PIS requires a wide range of information sources.

  • Tertiary Resources:
    • Medical and General Toxicology Textbooks: E.g., Toxicology Handbook, The five-minute toxicology consult, Paediatric Toxicology.
    • Occupational and Industrial Toxicology: E.g., Merck Index, Handbook of Pesticide Toxicology.
    • Analytical Toxicology: E.g., Disposition of Toxic Drugs and Chemicals in Man.
    • Formulary Manuals: E.g., American Hospital Formulary Service Drug Information, Indian Pharmacopoeia, United States Pharmacopeia, British National Formulary.
    • Medical Dictionaries: E.g., Stedman’s, Dorland’s, Oxford.
    • Local Data: Lists of medicines, agricultural/chemical products with ingredients in the local market.
  • Secondary Resources:
    • Databases: POISINDEX, WikiTox, Toxbase, Intox, MEDLINE, Toxicology abstracts, Toxline, Excerpta medica, Index medicus. Many are available online or on CD-ROM.
  • Primary Resources:
    • Journals: Human and Experimental Toxicology, Clinical Toxicology, Neurotoxicology, Pharmacology and Toxicology, Toxicology, Journal of Medical Toxicology, Indian Journal of Environment & Toxicology, Indian Journal of Toxicology, Journal of Indian Society of Toxicology.
    • Online Journal Scanning Services: E.g., AMEDEO, Current Awareness in Clinical Toxicology.
  • Other: Developed treatment protocols for common poisoning types, and educational materials (posters, booklets, leaflets) on safe use and storage.

Systematic Approach in Handling Poison Information Queries

A poison information specialist must possess good communication skills and react calmly in emergencies.

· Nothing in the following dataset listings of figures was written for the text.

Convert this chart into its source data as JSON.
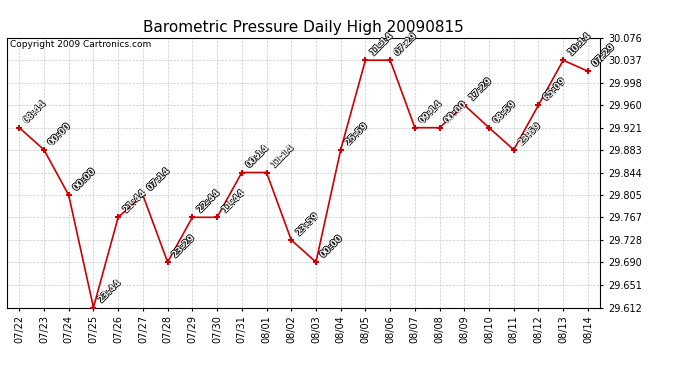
{
  "title": "Barometric Pressure Daily High 20090815",
  "copyright": "Copyright 2009 Cartronics.com",
  "x_labels": [
    "07/22",
    "07/23",
    "07/24",
    "07/25",
    "07/26",
    "07/27",
    "07/28",
    "07/29",
    "07/30",
    "07/31",
    "08/01",
    "08/02",
    "08/03",
    "08/04",
    "08/05",
    "08/06",
    "08/07",
    "08/08",
    "08/09",
    "08/10",
    "08/11",
    "08/12",
    "08/13",
    "08/14"
  ],
  "y_values": [
    29.921,
    29.883,
    29.805,
    29.612,
    29.767,
    29.805,
    29.69,
    29.767,
    29.767,
    29.844,
    29.844,
    29.728,
    29.69,
    29.883,
    30.037,
    30.037,
    29.921,
    29.921,
    29.96,
    29.921,
    29.883,
    29.96,
    30.037,
    30.018
  ],
  "time_labels": [
    "08:44",
    "00:00",
    "00:00",
    "23:44",
    "21:44",
    "07:14",
    "23:29",
    "22:44",
    "11:44",
    "00:14",
    "11:14",
    "23:59",
    "00:00",
    "25:59",
    "11:14",
    "07:29",
    "09:14",
    "00:00",
    "17:29",
    "08:59",
    "23:59",
    "65:09",
    "10:14",
    "07:29"
  ],
  "ylim_min": 29.612,
  "ylim_max": 30.076,
  "yticks": [
    29.612,
    29.651,
    29.69,
    29.728,
    29.767,
    29.805,
    29.844,
    29.883,
    29.921,
    29.96,
    29.998,
    30.037,
    30.076
  ],
  "bg_color": "#ffffff",
  "plot_bg_color": "#ffffff",
  "line_color": "#cc0000",
  "marker_color": "#cc0000",
  "grid_color": "#bbbbbb",
  "title_fontsize": 11,
  "label_fontsize": 6.5,
  "tick_fontsize": 7,
  "copyright_fontsize": 6.5
}
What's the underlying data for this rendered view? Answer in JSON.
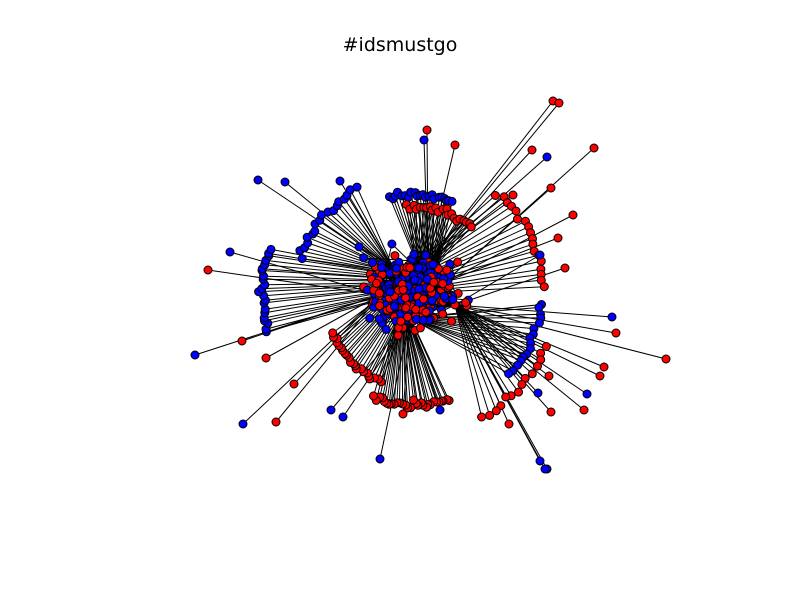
{
  "title": "#idsmustgo",
  "colors": {
    "node_red": "#ff0000",
    "node_blue": "#0000ff",
    "edge": "#000000",
    "outline": "#000000",
    "background": "#ffffff"
  }
}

  1. Develop and Conduct a Search Strategy:
    • Select and prioritise information resources based on efficiency and likelihood of finding desired information.
    • Consult tertiary resources, then secondary databases (e.g., POISINDEX), and developed poison management protocols for immediate information.
    • Document resources used.
  2. Evaluate and Provide the Information:
    • Critically evaluate information from a comprehensive search.
    • Provide timely, printed, or written information (e.g., on cypermethrin poisoning, treatment is symptomatic and supportive).
    • Inform enquirer about expected symptoms and necessary monitoring.
  3. Conduct Follow-up and Document:
    • Follow-up is vital to assess patient outcome and determine if additional information is needed.
    • May involve personal visits (if co-located) or telephone/e-mail.
    • Document details of enquirer, query, and response for future reference and legal protection.
  4. Maintain Confidentiality: All information related to queries must be kept confidential for socio-legal reasons; disclosure without consent is prohibited.

Quality Assurance

  • Integral Component: QA activities are essential for PIS to improve service quality and patient health outcomes.
  • Programme Elements: Includes performance indicators, evaluation methods for quality, appropriateness, timeliness of recommendations, and effectiveness.
  • Staff Evaluation: Periodically assess staff knowledge, retrieval skills, and communication abilities.
  • Assessment Options: User feedback questionnaires, reviews against predefined standards/checklists, and peer review of answered queries.
  • Levels of QA: Applied to inputs (staff, resources, facilities, organisation), processes (receiving queries, search strategy, data collection, literature evaluation, response formulation, documentation, storage), and outputs (user satisfaction, patient outcome).
  • Clinical Governance: Regular meetings to discuss quality improvement, review complaints, maintain statistics, and plan educational/prevention programs. Feedback from clinical toxicologists on referred cases is also part of QA.